Yang jelas, sambungnya, sebagian pelaku penyimpangan seksual menunjukan skor signifikan psikopatologi (kondisi kejiwaan di mana seseorang kekurangan empati), sehingga tidak merasa bersalah saat melakukan perbuatan merugikan orang lain.
Mirip Kelainan Seksual Sleeping Beauty Syndrome
Kasus kekerasan seksual yang dilakukan dokter PPDS Unpad berinisial PAP ini mengingatkannya pada sleeping beauty syndrome.
Sleeping beauty syndrome atau somnophilia adalah penyimpangan seksual yang membuat pengidapnya terangsang dan ingin berhubungan intim pada seseorang yang tidak sadar dan tidak mampu memberikan respons.
Eby melihat beberapa kesamaan antara PAP sebagai pelaku tindak kekerasan seksual dengan kelainan seksual tersebut.
“Jika hanya dilihat dari modusnya, PAP menggunakan obat bius untuk membuat korban dalam kondisi tidak sadar dan melakukan kekerasan seksual sama seperti pengidap somnophilia lainnya,” kata Eby.
Advertisement
Diagnosis Sleeping Beauty Syndrome Harus Dilakukan Ahli
Eby menekankan wajib mengetahui motif pelaku.

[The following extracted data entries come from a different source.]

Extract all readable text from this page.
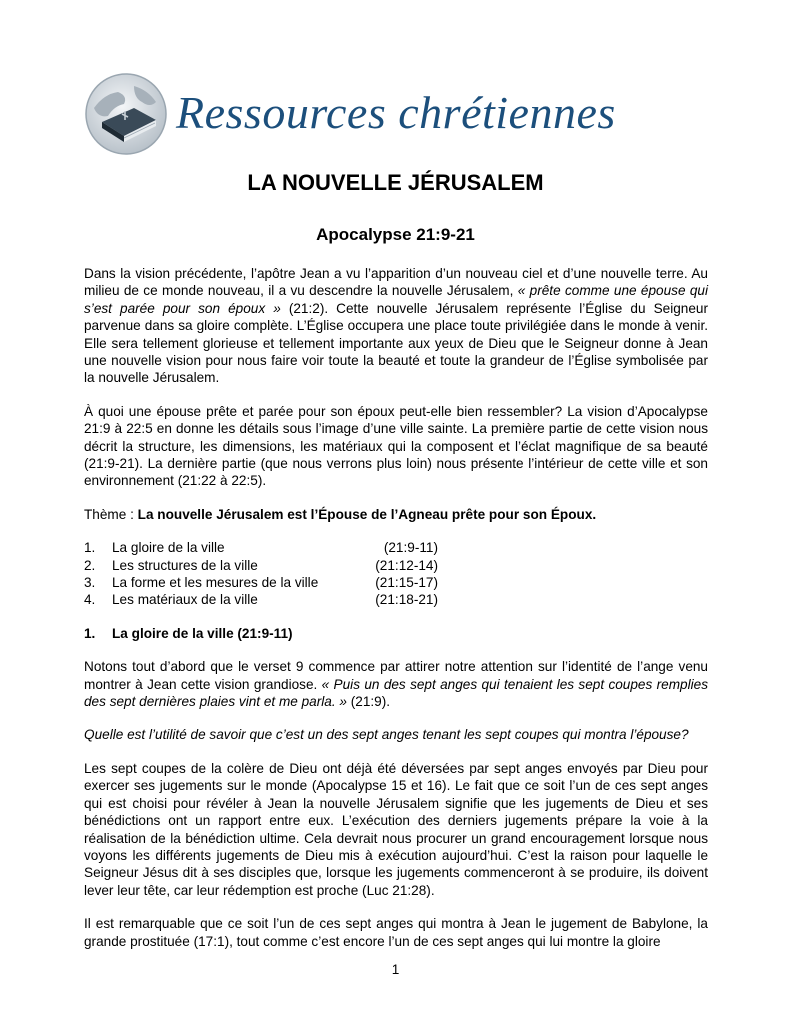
Ressources chrétiennes
LA NOUVELLE JÉRUSALEM
Apocalypse 21:9-21

Dans la vision précédente, l’apôtre Jean a vu l’apparition d’un nouveau ciel et d’une nouvelle terre. Au milieu de ce monde nouveau, il a vu descendre la nouvelle Jérusalem, « prête comme une épouse qui s’est parée pour son époux » (21:2). Cette nouvelle Jérusalem représente l’Église du Seigneur parvenue dans sa gloire complète. L’Église occupera une place toute privilégiée dans le monde à venir. Elle sera tellement glorieuse et tellement importante aux yeux de Dieu que le Seigneur donne à Jean une nouvelle vision pour nous faire voir toute la beauté et toute la grandeur de l’Église symbolisée par la nouvelle Jérusalem.

À quoi une épouse prête et parée pour son époux peut-elle bien ressembler? La vision d’Apocalypse 21:9 à 22:5 en donne les détails sous l’image d’une ville sainte. La première partie de cette vision nous décrit la structure, les dimensions, les matériaux qui la composent et l’éclat magnifique de sa beauté (21:9-21). La dernière partie (que nous verrons plus loin) nous présente l’intérieur de cette ville et son environnement (21:22 à 22:5).

Thème : La nouvelle Jérusalem est l’Épouse de l’Agneau prête pour son Époux.
1.	La gloire de la ville	(21:9-11)
2.	Les structures de la ville	(21:12-14)
3.	La forme et les mesures de la ville	(21:15-17)
4.	Les matériaux de la ville	(21:18-21)
1.	La gloire de la ville (21:9-11)

Notons tout d’abord que le verset 9 commence par attirer notre attention sur l’identité de l’ange venu montrer à Jean cette vision grandiose. « Puis un des sept anges qui tenaient les sept coupes remplies des sept dernières plaies vint et me parla. » (21:9).

Quelle est l’utilité de savoir que c’est un des sept anges tenant les sept coupes qui montra l’épouse?

Les sept coupes de la colère de Dieu ont déjà été déversées par sept anges envoyés par Dieu pour exercer ses jugements sur le monde (Apocalypse 15 et 16). Le fait que ce soit l’un de ces sept anges qui est choisi pour révéler à Jean la nouvelle Jérusalem signifie que les jugements de Dieu et ses bénédictions ont un rapport entre eux. L’exécution des derniers jugements prépare la voie à la réalisation de la bénédiction ultime. Cela devrait nous procurer un grand encouragement lorsque nous voyons les différents jugements de Dieu mis à exécution aujourd’hui. C’est la raison pour laquelle le Seigneur Jésus dit à ses disciples que, lorsque les jugements commenceront à se produire, ils doivent lever leur tête, car leur rédemption est proche (Luc 21:28).

Il est remarquable que ce soit l’un de ces sept anges qui montra à Jean le jugement de Babylone, la grande prostituée (17:1), tout comme c’est encore l’un de ces sept anges qui lui montre la gloire

1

Pasalnya, dari motif ini akan ketahuan apakah pelaku termasuk pengidap somnophilia atau pelaku kekerasan seksual biasa.
“Yang membedakan apakah PAP ini termasuk somnophilia atau pelaku kekerasan seksual biasa adalah motifnya," kata Eby.
"Jika PAP membius korban dikarenakan ia mendapat akses bebas pada obat bius dan membuat korban tidak bisa melawan atau menyadari adanya kekerasan seksual yang terjadi sehingga perbuatannya tidak ketahuan, maka PAP tidak dapat dikategorikan somnophilia.”

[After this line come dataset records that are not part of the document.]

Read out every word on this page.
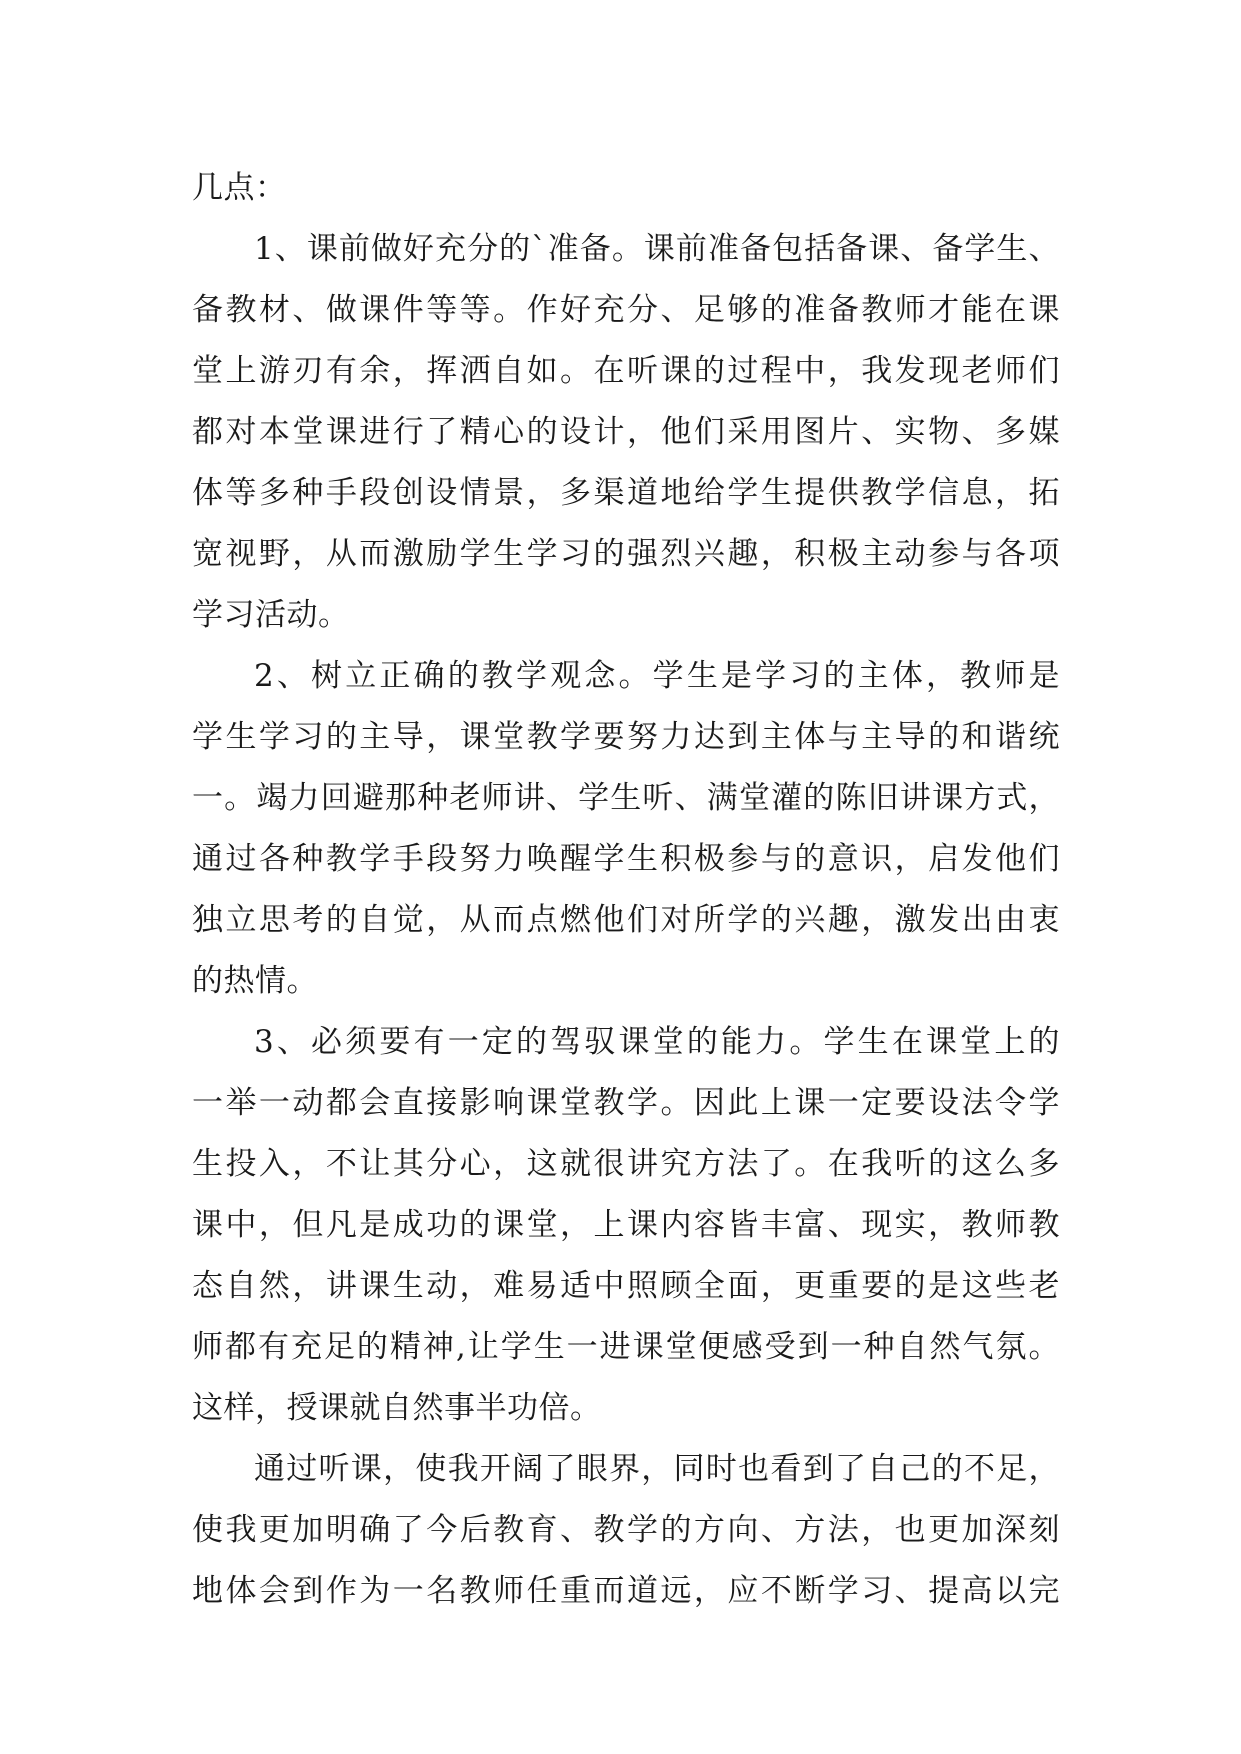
几点：
1、课前做好充分的`准备。课前准备包括备课、备学生、
备教材、做课件等等。作好充分、足够的准备教师才能在课
堂上游刃有余，挥洒自如。在听课的过程中，我发现老师们
都对本堂课进行了精心的设计，他们采用图片、实物、多媒
体等多种手段创设情景，多渠道地给学生提供教学信息，拓
宽视野，从而激励学生学习的强烈兴趣，积极主动参与各项
学习活动。
2、树立正确的教学观念。学生是学习的主体，教师是
学生学习的主导，课堂教学要努力达到主体与主导的和谐统
一。竭力回避那种老师讲、学生听、满堂灌的陈旧讲课方式，
通过各种教学手段努力唤醒学生积极参与的意识，启发他们
独立思考的自觉，从而点燃他们对所学的兴趣，激发出由衷
的热情。
3、必须要有一定的驾驭课堂的能力。学生在课堂上的
一举一动都会直接影响课堂教学。因此上课一定要设法令学
生投入，不让其分心，这就很讲究方法了。在我听的这么多
课中，但凡是成功的课堂，上课内容皆丰富、现实，教师教
态自然，讲课生动，难易适中照顾全面，更重要的是这些老
师都有充足的精神,让学生一进课堂便感受到一种自然气氛。
这样，授课就自然事半功倍。
通过听课，使我开阔了眼界，同时也看到了自己的不足，
使我更加明确了今后教育、教学的方向、方法，也更加深刻
地体会到作为一名教师任重而道远，应不断学习、提高以完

“Namun, jika motifnya adalah sengaja membuat korban tidak sadar khusus untuk membuat dirinya terangsang, maka bisa jadi ia somnophilia atau sleeping beauty syndrome," imbuhnya.
Eby menegaskan penegakan diagnosa harus dengan pemeriksaan oleh profesional di bidangnya.
"Sekali lagi, (penegakan diagnosis) harus dengan pemeriksaan intensif oleh psikiater dan psikolog,” ujarnya.
PPDS Harus Sehat Rohani dan Jasmani
Terlepas dari dugaan kelainan seksual, Dante Saksono menilai MMPI diperlukan agar residen PPDS tidak hanya pintar tapi juga sehat secara rohani dan jasmani.
“Pencegahannya adalah melakukan tes MMPI, tes mental untuk peserta pendidikan (dokter spesialis). Tidak hanya mereka pintar, tapi mereka juga sehat secara jasmani dan rohani supaya mereka bisa menjalankan tugas dokter yang mulia itu,” harap Dante.
Dengan mental yang sehat, sambungnya, para dokter bisa menangani masyarakat dengan hati.
“Menangani masyarakat dari dalam hati dan tidak menyalahgunakan wewenang sesuai dengan janji kedokteran,” tutupnya.